We could say that the gods take turns, age by age, in who will rule and who will rest. We could say the archetypes keep a dynamic balance, each exerting and exhausting their libido over time, before falling away to make room for the next set. We could say that each era is powered by a set of mythopoetic currents while others recharge to electrify the next era.
However we phrase it: it’s best to know which gods are awake.
Encounter
It has been strongly suggested that, in studying thought, the atomising approach is the only truly scientific one and should take precedence over other methods. Accordingly, Richard Dawkins has suggested that the scientific approach to culture is to split it into standard units called memes — which are in some ways parallel to its atoms, in others to its genes — and to study their interactions.
That proposal is entirely understandable in view of the success of these methods in physical science. It is always natural to hope that a method that works in one area will help us in another. All the same, it is not obvious how this line of thought can help us in this quite different situation. The trouble is that thought and culture are not the sort of thing that can have distinct units. They do not have a granular structure for the same reason that ocean currents do not have one — namely, because they are not stuffs, but patterns.
- Mary Midgley, Myths We Live By
Reading Mary Midgley always leaves me with an ambient sense of her casual reasonableness.
A lesser thinker might’ve started by tearing down the idea of memes, mocking Dawkins and his allies for the endeavor, poking hole after hole in the project.
Instead, Midgley starts by sketching why the atomizing impulse is entirely understandable.
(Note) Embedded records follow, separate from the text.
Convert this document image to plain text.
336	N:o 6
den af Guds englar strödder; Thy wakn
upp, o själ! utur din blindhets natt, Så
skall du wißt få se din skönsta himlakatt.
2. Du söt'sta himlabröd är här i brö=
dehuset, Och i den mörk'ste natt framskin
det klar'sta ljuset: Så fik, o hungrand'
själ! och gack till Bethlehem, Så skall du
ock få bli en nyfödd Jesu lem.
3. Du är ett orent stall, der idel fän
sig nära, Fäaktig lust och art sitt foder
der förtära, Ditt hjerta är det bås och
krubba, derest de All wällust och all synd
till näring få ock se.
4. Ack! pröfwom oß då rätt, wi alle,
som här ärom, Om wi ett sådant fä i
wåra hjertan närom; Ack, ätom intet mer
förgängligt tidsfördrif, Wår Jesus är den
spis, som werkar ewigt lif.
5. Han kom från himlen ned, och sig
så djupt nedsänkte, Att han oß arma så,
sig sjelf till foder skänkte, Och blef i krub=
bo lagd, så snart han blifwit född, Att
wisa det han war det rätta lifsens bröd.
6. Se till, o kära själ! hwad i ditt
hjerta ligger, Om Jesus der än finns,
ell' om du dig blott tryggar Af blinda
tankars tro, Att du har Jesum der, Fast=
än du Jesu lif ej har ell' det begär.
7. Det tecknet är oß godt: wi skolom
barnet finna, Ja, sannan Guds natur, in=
Only then does she very simply, matter-of-factly point out that although driven by understandable impulses, the project is built on quicksand. It’s the wrong type of myth to be thinking with.
Artifact
This week on twitter I saw this video of a conversation between Ram Dass and Terrence McKenna. They each take one side of a position on the embodiment of their message, Dass saying “my life is my message” and McKenna saying “my message is my message and don't look at my life because I'm a fallible human being.”
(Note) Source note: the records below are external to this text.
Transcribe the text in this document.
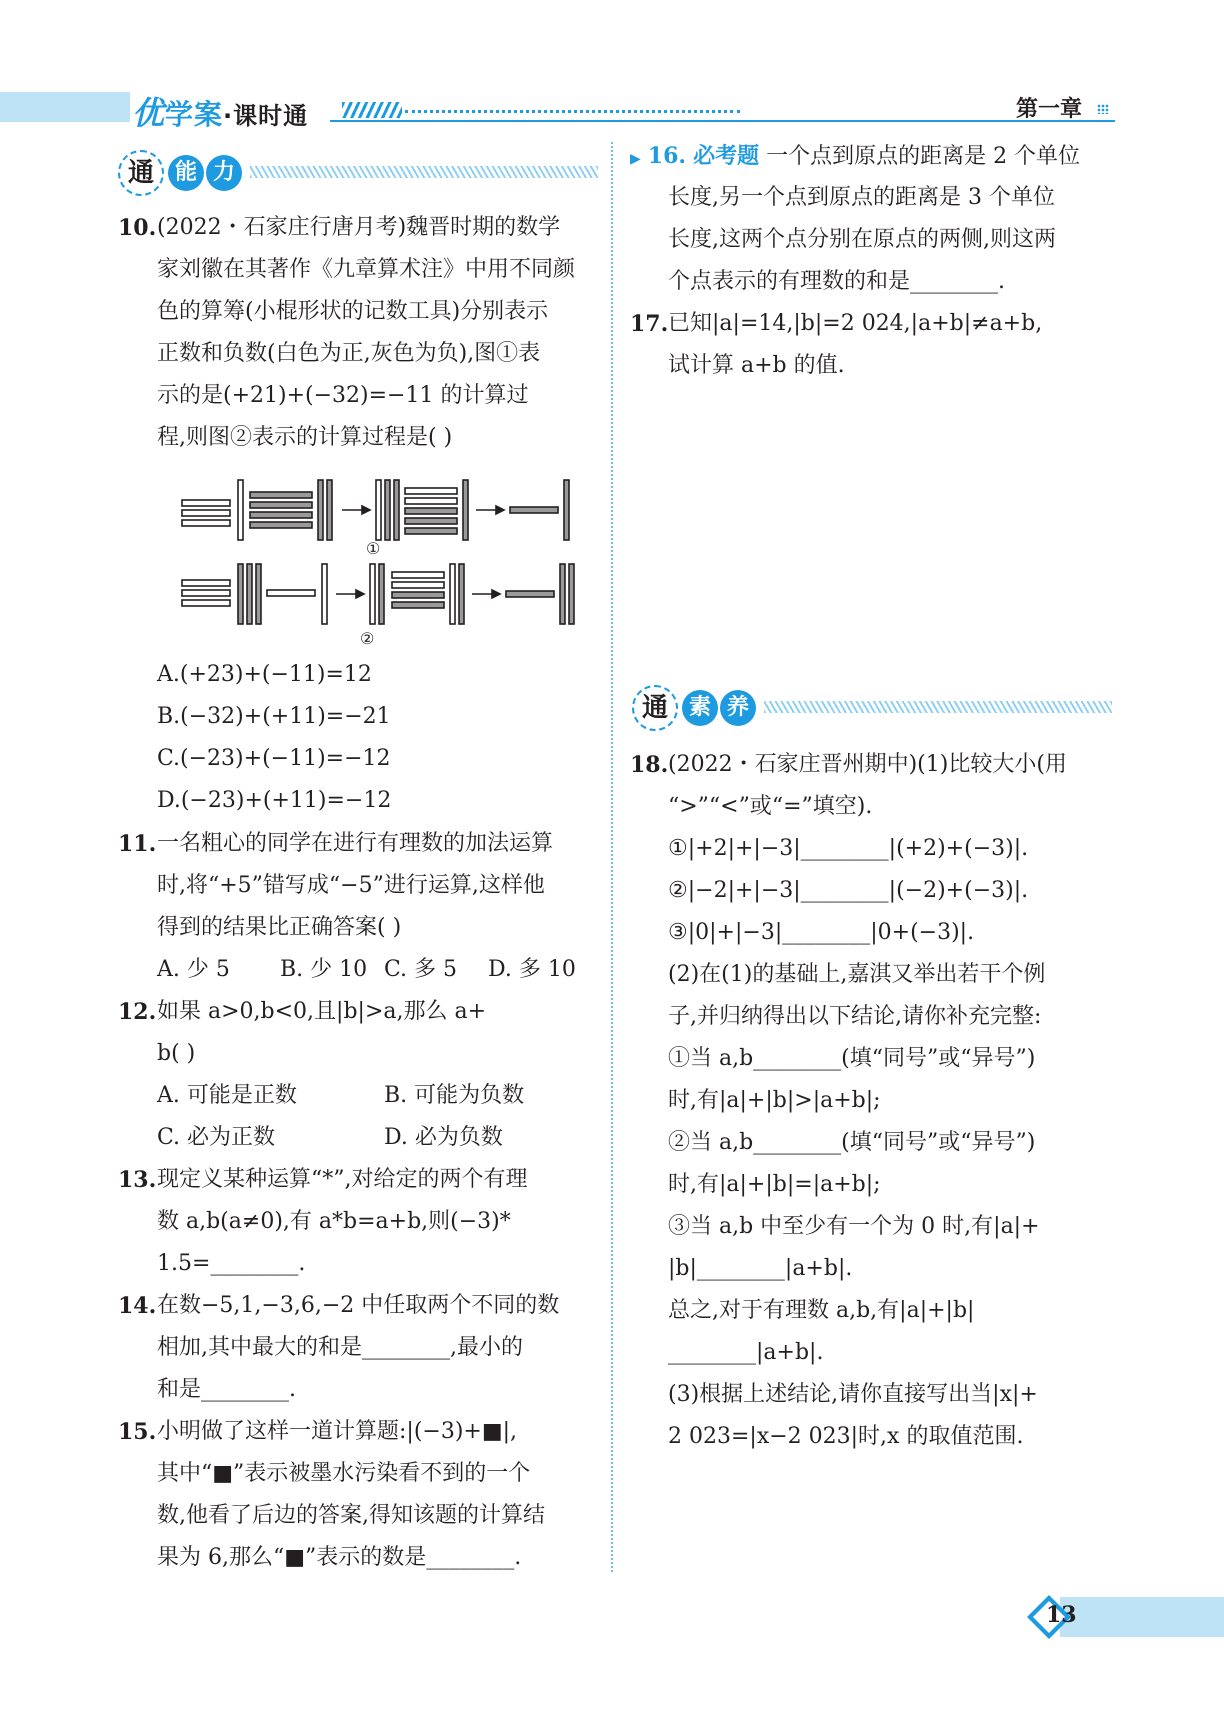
优学案·课时通	第一章
通 能 力
10. (2022・石家庄行唐月考)魏晋时期的数学
家刘徽在其著作《九章算术注》中用不同颜
色的算筹(小棍形状的记数工具)分别表示
正数和负数(白色为正,灰色为负),图①表
示的是(+21)+(−32)=−11 的计算过
程,则图②表示的计算过程是( )
①
②
A.(+23)+(−11)=12
B.(−32)+(+11)=−21
C.(−23)+(−11)=−12
D.(−23)+(+11)=−12
11. 一名粗心的同学在进行有理数的加法运算
时,将“+5”错写成“−5”进行运算,这样他
得到的结果比正确答案( )
A. 少 5 B. 少 10 C. 多 5 D. 多 10
12. 如果 a>0,b<0,且|b|>a,那么 a+
b( )
A. 可能是正数	B. 可能为负数
C. 必为正数	D. 必为负数
13. 现定义某种运算“*”,对给定的两个有理
数 a,b(a≠0),有 a*b=a+b,则(−3)*
1.5=________.
14. 在数−5,1,−3,6,−2 中任取两个不同的数
相加,其中最大的和是________,最小的
和是________.
15. 小明做了这样一道计算题:|(−3)+■|,
其中“■”表示被墨水污染看不到的一个
数,他看了后边的答案,得知该题的计算结
果为 6,那么“■”表示的数是________.
▶ 16. 必考题 一个点到原点的距离是 2 个单位
长度,另一个点到原点的距离是 3 个单位
长度,这两个点分别在原点的两侧,则这两
个点表示的有理数的和是________.
17. 已知|a|=14,|b|=2 024,|a+b|≠a+b,
试计算 a+b 的值.
通 素 养
18. (2022・石家庄晋州期中)(1)比较大小(用
“>”“<”或“=”填空).
①|+2|+|−3|________|(+2)+(−3)|.
②|−2|+|−3|________|(−2)+(−3)|.
③|0|+|−3|________|0+(−3)|.
(2)在(1)的基础上,嘉淇又举出若干个例
子,并归纳得出以下结论,请你补充完整:
①当 a,b________(填“同号”或“异号”)
时,有|a|+|b|>|a+b|;
②当 a,b________(填“同号”或“异号”)
时,有|a|+|b|=|a+b|;
③当 a,b 中至少有一个为 0 时,有|a|+
|b|________|a+b|.
总之,对于有理数 a,b,有|a|+|b|
________|a+b|.
(3)根据上述结论,请你直接写出当|x|+
2 023=|x−2 023|时,x 的取值范围.
13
It’s an inspiring and humbling clip. Where I see myself right now is closer to McKenna, but trying to align myself more with Dass. My life doesn’t express the things that are important to me as well as I’d like it to. It feels incredibly audacious to aim for allowing my life to be my message, and it’s exactly that type of audacity I hope to move asymptotically closer and closer to—while also making room for the fact that yes, I am and will always be a fallible human being.
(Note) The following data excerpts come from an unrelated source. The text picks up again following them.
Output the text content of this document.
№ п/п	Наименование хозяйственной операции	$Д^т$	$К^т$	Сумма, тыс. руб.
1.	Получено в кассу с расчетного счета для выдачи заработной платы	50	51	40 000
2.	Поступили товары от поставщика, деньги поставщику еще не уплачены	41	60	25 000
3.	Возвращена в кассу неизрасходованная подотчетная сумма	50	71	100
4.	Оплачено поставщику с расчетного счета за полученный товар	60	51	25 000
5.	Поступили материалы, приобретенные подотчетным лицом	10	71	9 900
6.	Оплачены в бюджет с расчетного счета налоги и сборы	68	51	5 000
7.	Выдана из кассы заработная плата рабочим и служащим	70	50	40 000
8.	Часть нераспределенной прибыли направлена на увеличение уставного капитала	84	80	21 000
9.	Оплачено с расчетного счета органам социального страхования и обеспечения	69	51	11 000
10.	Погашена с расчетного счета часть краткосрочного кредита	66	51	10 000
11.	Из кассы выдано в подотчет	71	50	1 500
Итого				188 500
I would have loved to embed the clip here, but Twitter and Substack are still having their little spat, so a link will have to do. Go click it, check out the video. It might strike you as deeply as it struck me, or it might not. Either way, it won’t be a waste of 2 minutes.
Particularly interesting post River, I've been on the archetypal stories interacting in moral pluralism buzz myself - or the gods taking turns to rest and exhaust themselves. I see this on an enneagram time cycle personally and its real as far as I'm concerned. Right now is time of the five moving into dawn of point six where community enters.
Watch what happens here over the next few months, you'll see that community comes to your aid and regenerates your spirit my friend. Observe how your feelings and reality begins to change and morph. This may happen on the platforms you mentioned above and when that happens please remember this prediction. This narrative is coupled with underlying function and has predictive capacity. They are coming for your attention, are you ready?
With love,
j
I’m trying to understand your gods metaphor...currents flowing through us collectively...I’m glad I don’t fully grasp it because those currents like waves in the Midge piece are hard to grasp.
I don’t know the works of McKenna and Dass but I felt like McKenna was just humbler and Dass had constructed his game waffle free for marketing purposes. And sadly the best marketers tend to win.